The subcommittee on Tuesday called in the four commissioners of the Nuclear Regulatory Commission to testify about the agency’s 2025 budget request, and about the agency’s plans for complying with the ADVANCE Act, a package of nuclear policy reforms passed into law this month.
Lawmakers concentrated most of their questioning on the ADVANCE Act, which passed only weeks before the hearing and which the NRC is still studying, one commissioner said.
“I think right now there’s a fair amount of digesting it,” Commissioner Annie Caputo said Tuesday. “We’ve had a memo from the general council on specific requirements [but] it’ll take some time I think to implement some of the other programs, like a review of our oversight and inspection.”
After DeGette’s opening statement, there was little talk of permanent storage for spent nuclear fuel and high-level radioactive waste at Tuesday’s hearing.
NRC will eventually license a deep geologic repository for high-level waste, if the Department of Energy ever builds one, but the commission has no regulatory power that can enable consolidation of spent fuel now, at least not while the Fifth Circuit Court of Appeals’ ban on NRC-licensed interim storage holds.
With a federal challenge to that ban pending before the U.S. Supreme Court, the highest court in the land and an independent branch of the federal government, Caputo declined to comment about the future of commission-licensed spent-fuel storage.
Christopher Hanson, the commissioner’s chair, said only that the NRC was “monitoring” DOE’s plans for spent civilian fuel.
Rep.

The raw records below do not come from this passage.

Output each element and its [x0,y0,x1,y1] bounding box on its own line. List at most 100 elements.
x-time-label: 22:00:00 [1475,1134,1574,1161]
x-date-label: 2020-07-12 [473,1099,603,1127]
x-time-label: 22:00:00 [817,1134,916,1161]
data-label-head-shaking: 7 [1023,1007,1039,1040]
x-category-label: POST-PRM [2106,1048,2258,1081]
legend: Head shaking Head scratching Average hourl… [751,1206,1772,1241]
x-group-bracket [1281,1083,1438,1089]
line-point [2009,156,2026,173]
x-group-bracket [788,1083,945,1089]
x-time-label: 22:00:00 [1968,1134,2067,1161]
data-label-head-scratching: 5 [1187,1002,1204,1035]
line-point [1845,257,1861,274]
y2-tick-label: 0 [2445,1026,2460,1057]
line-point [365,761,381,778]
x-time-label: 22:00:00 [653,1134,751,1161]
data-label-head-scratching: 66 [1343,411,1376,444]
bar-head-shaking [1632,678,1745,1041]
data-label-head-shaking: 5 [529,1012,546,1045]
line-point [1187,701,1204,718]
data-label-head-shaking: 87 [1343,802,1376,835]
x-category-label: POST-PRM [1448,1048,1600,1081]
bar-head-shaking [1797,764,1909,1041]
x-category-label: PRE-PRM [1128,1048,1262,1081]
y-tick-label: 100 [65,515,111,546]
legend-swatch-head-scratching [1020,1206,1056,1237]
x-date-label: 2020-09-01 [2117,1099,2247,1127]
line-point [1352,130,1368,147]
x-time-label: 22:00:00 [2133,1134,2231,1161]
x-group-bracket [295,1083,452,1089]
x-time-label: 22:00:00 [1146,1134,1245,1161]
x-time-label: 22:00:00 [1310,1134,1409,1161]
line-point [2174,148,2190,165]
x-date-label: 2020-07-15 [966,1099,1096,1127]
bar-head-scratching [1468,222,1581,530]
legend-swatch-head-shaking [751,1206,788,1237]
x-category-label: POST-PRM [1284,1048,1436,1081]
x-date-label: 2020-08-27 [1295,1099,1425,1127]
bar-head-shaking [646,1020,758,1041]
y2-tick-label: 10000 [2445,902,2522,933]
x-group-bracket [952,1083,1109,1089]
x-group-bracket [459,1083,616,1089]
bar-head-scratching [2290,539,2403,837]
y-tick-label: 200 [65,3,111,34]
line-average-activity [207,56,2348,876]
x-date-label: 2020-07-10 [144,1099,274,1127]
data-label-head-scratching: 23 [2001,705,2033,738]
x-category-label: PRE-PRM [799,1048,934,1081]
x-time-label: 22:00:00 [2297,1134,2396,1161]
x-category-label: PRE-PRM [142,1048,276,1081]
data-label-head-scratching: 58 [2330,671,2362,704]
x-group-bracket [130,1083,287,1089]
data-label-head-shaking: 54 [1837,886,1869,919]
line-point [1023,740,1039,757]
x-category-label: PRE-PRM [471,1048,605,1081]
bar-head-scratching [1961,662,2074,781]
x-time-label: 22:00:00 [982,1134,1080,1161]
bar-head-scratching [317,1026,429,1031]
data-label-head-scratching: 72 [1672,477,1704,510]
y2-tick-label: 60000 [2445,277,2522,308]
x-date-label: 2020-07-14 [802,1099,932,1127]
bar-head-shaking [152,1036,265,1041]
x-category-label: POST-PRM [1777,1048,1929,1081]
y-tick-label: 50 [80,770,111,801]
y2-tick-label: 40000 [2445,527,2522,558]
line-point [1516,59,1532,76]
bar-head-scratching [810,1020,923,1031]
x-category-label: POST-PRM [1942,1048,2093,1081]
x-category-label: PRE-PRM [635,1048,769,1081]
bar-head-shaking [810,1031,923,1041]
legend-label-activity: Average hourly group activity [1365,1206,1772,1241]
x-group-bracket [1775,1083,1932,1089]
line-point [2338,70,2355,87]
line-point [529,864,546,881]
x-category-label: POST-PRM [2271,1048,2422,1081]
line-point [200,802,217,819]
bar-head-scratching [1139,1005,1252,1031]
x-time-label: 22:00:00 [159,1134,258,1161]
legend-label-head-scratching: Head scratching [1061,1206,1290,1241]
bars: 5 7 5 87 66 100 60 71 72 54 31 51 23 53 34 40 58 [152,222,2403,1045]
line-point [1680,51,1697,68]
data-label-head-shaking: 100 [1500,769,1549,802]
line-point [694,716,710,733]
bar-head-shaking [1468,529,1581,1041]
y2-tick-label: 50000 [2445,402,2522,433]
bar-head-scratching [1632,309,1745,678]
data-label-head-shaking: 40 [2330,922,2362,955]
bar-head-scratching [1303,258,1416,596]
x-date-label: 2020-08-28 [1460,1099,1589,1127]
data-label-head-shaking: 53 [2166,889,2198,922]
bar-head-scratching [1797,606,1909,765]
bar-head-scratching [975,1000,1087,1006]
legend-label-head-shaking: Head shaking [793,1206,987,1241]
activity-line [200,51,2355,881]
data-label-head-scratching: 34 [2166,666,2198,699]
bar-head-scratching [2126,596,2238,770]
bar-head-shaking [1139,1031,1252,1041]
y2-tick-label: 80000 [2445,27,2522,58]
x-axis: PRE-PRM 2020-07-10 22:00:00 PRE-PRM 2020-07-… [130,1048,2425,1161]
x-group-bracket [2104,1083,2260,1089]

August Pfluger (R-Texas), whose district includes one of the two proposed commercial interim storage sites stripped of its license by the Fifth Circuit, also waded into the issue, if briefly.
Pfluger, who opposed adding an interim spent fuel site to an existing Waste Control Specialists facility in Andrews County, said he agreed with DeGette that “we need a permanent site.”
Without saying where, Pfluger added, “I think I know where that is.”